Vincent makes some great points of the caveats of IOTs, but you can get some significant benefits from them as well.
Personally I think that they are significantly underused in Oracle and should be considered much more widely - not just as possible solution to performance problems. As you have to recreate the table to convert between IOT and heap, this is a change which is unlikely to happen on an always up, heavily used database unless the performance problems are severe.
Martin Widlake has a great series of posts about IOTs. There are some significant benefits you can get by using them:
- Significantly reduce physical and logical IO reads
- More efficient use of the buffer cache, which can benefit system wide performance
- Saved space as you're just maintaining an index, not a table as well (unless you have overflow segments)

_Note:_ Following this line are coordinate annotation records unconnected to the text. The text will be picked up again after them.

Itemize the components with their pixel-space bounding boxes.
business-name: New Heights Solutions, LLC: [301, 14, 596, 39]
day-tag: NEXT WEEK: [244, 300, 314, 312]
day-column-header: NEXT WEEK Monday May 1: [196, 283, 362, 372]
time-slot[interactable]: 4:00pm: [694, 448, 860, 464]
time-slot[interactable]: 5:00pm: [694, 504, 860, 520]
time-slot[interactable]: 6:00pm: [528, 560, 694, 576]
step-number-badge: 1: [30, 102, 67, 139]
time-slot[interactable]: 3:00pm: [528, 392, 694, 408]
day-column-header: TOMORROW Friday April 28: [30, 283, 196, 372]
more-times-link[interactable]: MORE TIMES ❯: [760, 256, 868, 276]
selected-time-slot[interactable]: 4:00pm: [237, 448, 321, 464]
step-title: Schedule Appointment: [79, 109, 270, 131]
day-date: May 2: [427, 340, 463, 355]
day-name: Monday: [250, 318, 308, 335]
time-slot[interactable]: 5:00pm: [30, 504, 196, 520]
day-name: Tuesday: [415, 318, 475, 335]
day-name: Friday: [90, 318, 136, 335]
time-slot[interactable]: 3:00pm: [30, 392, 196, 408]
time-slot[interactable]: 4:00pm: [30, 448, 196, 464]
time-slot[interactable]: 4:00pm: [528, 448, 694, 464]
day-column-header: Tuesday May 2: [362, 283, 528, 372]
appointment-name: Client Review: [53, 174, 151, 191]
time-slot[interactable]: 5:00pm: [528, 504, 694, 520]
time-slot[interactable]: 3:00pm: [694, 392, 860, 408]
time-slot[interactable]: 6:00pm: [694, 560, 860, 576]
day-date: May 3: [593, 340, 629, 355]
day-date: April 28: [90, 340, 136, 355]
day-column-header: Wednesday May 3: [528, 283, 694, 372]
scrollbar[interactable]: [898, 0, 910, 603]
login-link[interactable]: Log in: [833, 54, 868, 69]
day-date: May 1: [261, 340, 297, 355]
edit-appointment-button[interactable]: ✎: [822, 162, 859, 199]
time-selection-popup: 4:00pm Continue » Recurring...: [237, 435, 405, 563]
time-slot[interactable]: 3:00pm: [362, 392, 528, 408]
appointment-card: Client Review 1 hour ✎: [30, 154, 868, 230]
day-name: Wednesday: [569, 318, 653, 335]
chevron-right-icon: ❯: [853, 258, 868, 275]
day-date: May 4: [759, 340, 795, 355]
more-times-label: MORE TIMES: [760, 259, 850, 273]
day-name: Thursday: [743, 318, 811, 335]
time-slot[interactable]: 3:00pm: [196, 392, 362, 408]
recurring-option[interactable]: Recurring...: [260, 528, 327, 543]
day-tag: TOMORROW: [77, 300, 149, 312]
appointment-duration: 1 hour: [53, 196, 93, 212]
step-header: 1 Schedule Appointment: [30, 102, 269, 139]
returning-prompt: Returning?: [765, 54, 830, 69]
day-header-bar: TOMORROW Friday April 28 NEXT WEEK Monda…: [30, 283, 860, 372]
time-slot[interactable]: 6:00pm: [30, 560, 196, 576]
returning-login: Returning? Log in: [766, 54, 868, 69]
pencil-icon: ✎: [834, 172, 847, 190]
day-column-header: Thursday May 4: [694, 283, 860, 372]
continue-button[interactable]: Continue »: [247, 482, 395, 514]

However, to get these benefits you need tables where you (nearly) always include the leading column(s) of the primary key in queries and you're likely to be fetching several rows at once. Some common examples of such tables are:
- Master-multiple details as is often found in orders - order items, invoices - invoice lines etc.
- Many-to-many resolution tables which are typically queried "one-way". e.g. in a
customer_addresses
table, it's far more common to find all the addresses for a customer, rather than all the customers for an address.
A downside is that inserting data is slower, so you need to weigh up the costs and benefits. Ultimately, it comes down to knowing your data and understanding how it's to be used which should guide the decision.